About 500 HCV-positive kidneys are discarded from organ donors in the United States every year. Hundreds more may never make it to a recipient because some organizations don’t procure the kidneys due to the lack of a suitable recipient.

"Right now, most of the usable organs from donors with hepatitis C are discarded because there are very few hepatitis C-positive recipients on the waiting list. Figuring out how to use these kidneys is a way to do more transplants and save more lives,” said senior author Niraj Desai, MD, assistant professor of surgery at Johns Hopkins University School of Medicine.

The researchers published their results April 17, 2018, in Annals of Internal Medicine.

New DAAs cure more than 95 percent of all HCV patients and carry few side effects. Previously organs, including kidneys, from HCV-positive people were considered too high-risk to transplant into patients without the virus.

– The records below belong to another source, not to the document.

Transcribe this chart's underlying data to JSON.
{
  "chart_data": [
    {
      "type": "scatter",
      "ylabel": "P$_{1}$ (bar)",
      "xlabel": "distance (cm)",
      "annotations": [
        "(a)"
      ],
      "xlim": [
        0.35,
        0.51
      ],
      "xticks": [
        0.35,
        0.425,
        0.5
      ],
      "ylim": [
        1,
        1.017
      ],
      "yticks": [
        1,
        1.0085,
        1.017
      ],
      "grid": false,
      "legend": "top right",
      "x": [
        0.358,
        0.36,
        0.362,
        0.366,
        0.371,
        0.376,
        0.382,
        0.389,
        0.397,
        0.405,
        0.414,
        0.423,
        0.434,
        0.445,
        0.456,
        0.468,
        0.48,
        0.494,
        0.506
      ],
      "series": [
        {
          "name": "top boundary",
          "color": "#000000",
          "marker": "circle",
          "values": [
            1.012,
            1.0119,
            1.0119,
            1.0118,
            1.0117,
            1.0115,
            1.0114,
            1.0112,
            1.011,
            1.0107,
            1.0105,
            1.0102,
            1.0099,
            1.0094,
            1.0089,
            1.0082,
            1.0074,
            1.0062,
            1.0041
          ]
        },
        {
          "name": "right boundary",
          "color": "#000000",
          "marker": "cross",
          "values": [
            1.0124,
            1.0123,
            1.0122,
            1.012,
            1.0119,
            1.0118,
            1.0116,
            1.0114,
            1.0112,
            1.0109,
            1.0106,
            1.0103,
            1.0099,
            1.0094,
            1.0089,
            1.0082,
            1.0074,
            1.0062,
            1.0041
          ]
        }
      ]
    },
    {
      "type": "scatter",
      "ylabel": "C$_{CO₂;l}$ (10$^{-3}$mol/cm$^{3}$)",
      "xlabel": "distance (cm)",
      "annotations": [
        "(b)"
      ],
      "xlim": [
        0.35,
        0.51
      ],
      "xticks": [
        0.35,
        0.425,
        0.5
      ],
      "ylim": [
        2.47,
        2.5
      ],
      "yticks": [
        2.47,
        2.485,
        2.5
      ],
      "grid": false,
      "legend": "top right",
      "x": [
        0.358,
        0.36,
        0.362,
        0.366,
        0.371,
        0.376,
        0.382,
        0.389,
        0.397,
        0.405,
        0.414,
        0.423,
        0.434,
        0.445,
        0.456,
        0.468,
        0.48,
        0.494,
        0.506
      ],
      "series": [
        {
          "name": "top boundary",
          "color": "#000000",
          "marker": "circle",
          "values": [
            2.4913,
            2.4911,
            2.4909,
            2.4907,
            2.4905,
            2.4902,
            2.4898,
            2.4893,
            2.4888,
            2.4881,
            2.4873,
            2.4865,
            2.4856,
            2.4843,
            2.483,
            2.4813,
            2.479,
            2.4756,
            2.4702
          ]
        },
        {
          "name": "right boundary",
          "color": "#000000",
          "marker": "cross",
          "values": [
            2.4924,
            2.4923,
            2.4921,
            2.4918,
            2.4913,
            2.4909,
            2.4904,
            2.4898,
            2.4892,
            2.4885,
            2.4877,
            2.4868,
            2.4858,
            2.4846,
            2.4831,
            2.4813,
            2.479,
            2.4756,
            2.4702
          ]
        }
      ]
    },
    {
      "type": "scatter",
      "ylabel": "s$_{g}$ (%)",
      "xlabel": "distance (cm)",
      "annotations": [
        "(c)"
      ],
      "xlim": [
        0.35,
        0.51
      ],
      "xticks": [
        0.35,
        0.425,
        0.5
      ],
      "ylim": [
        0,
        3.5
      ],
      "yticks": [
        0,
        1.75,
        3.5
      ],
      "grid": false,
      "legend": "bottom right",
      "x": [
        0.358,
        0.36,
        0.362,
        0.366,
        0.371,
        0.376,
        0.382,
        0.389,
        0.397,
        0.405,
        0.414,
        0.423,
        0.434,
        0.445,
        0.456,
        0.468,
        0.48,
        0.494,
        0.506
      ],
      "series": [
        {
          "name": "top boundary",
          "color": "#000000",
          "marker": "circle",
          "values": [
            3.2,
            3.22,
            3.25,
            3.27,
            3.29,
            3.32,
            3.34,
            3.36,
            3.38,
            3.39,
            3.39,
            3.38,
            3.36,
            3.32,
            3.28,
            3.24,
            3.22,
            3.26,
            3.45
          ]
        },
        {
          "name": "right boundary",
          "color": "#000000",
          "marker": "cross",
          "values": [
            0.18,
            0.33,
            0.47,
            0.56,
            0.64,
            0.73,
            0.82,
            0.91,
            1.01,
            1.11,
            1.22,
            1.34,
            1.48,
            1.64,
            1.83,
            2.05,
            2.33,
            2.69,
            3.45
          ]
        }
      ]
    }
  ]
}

Desai and colleagues conducted a small, open-label, single-center nonrandomized trial. They approached patients over age 50 awaiting kidney transplants who had no previous transplants and no available living donors, and were negative for HCV, as well as HIV and hepatitis B virus.

Ten patients with average age of 71 years agreed to receive HCV-positive kidneys. They had been on the transplant waiting list an average of 4 months. All donor kidneys were recovered from donors aged 13 through 50, tested positive for HCV, and showed no evidence of kidney disease.

All recipients received a dose of DAAs immediately before transplantation. Recipients of kidneys from donors with genotype 1 infection continued DAA therapy for 12 weeks after transplantation. Those who received organs from donors with genotype 2 or 3 infection had sofosbuvir 400 mg added on during those 12 weeks of DAA therapy.

In 5 of the kidney recipients, no hepatitis C RNA was detected in their blood. In the other patients, low levels of the virus were detected shortly after transplant, but then became undetectable within days or one week. No recipients developed any clinical signs of chronic HCV infection.

In addition, the kidneys functioned well. All patients are at least one year out from their transplant and doing well, said Desai. Pre- and post-transplantation HCV treatment was safe and prevented chronic HCV infection in the kidney transplant recipients, he said.

“If confirmed in larger studies, this strategy should markedly expand organ options and reduce mortality for kidney transplant candidates without HCV infection,” said Desai. If the success of the transplants continues in a larger, multicenter trial, it could pave the way for other HCV-positive organs, including hearts and livers, to be transplanted as well.

“These 10 kidneys we used are 10 kidneys that would not have been transplanted outside of this study. They would have been discarded,” said Desai.